= William Gallie =

William Edward Gallie (January 29, 1882 - September 25, 1959) was a Canadian medical educator and orthopedic surgeon.

He was born in Barrie, Ontario, studied medicine at the University of Toronto and interned at The Hospital for Sick Children and the Toronto General Hospital. Gallie spent one year at the Hospital for the Ruptured and Crippled in New York City in 1905. He returned to Toronto the following year and joined the Hospital for Sick Children as an orthopaedic surgeon.
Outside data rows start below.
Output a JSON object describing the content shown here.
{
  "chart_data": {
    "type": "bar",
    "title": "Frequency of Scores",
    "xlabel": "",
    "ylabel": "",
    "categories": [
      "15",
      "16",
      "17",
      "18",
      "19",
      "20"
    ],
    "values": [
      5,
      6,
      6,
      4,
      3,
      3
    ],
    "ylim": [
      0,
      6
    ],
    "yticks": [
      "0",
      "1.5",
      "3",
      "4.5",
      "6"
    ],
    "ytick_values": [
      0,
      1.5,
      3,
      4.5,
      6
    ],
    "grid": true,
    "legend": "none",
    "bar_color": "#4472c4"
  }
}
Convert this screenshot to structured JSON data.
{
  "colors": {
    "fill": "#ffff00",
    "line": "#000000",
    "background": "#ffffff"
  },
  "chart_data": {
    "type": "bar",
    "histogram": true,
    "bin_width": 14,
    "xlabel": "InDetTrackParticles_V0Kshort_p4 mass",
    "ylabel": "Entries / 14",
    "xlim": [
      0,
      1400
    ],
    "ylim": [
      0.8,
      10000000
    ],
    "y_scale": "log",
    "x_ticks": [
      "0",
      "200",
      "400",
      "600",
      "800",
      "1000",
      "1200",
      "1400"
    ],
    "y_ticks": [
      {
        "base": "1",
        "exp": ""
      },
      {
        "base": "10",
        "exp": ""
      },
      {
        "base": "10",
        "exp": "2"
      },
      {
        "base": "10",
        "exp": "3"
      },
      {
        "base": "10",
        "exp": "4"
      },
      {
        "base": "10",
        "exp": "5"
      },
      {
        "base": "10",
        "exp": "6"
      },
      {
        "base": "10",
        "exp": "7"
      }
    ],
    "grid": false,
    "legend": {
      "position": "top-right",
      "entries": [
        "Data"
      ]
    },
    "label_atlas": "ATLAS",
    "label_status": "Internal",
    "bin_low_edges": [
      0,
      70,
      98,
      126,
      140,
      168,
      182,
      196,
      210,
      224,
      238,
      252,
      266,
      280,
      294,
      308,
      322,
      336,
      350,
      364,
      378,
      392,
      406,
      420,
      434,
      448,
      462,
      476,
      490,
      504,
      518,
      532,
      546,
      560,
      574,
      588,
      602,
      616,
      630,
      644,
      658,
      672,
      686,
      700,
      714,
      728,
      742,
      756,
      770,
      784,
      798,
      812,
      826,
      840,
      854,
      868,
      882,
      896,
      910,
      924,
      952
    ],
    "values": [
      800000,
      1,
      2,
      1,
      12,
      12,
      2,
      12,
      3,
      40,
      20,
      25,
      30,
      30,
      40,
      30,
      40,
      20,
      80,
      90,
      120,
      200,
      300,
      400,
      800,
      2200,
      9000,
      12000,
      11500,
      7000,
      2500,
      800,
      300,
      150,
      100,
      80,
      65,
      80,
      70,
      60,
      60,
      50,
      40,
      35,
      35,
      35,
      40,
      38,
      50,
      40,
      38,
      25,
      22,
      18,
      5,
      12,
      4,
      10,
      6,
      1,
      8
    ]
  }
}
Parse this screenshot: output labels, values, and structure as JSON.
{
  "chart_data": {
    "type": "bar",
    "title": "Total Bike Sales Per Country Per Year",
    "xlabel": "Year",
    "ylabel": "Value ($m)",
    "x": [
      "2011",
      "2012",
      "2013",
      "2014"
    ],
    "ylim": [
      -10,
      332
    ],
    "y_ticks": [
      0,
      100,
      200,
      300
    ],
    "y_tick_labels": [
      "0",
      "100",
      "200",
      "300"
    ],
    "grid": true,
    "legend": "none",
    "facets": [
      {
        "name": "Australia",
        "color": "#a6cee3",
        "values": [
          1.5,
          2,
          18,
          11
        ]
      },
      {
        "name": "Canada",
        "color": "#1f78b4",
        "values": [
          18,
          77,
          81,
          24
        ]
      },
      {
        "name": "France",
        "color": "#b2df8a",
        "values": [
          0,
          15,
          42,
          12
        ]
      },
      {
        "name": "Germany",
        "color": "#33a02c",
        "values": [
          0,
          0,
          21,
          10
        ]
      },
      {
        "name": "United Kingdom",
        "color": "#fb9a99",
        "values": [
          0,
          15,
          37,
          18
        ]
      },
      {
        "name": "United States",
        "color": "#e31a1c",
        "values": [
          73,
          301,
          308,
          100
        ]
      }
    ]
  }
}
From 1907 to 1910, he worked as a junior surgeon at Toronto General before returning to the Hospital for Sick Children. In 1921, he became chief surgeon at the Hospital for Sick Children and, in 1928, became a professor of surgery and chief surgeon at Toronto General. He established a training course for residents in surgery that would qualify them to take examinations with the Royal College of Physicians and Surgeons of Canada. He was dean of the University of Toronto Faculty of Medicine from 1936 to 1946. In 1941, he was named president of the American College of Surgeons. He retired from general surgery in 1947. In 1951, he convinced Samuel McLaughlin to create a foundation that would fund post-graduate studies for potential teachers for Canadian medical schools.

Gallie died of squamous-cell carcinoma at the age of 77.

He was named to the Canadian Medical Hall of Fame in 2001.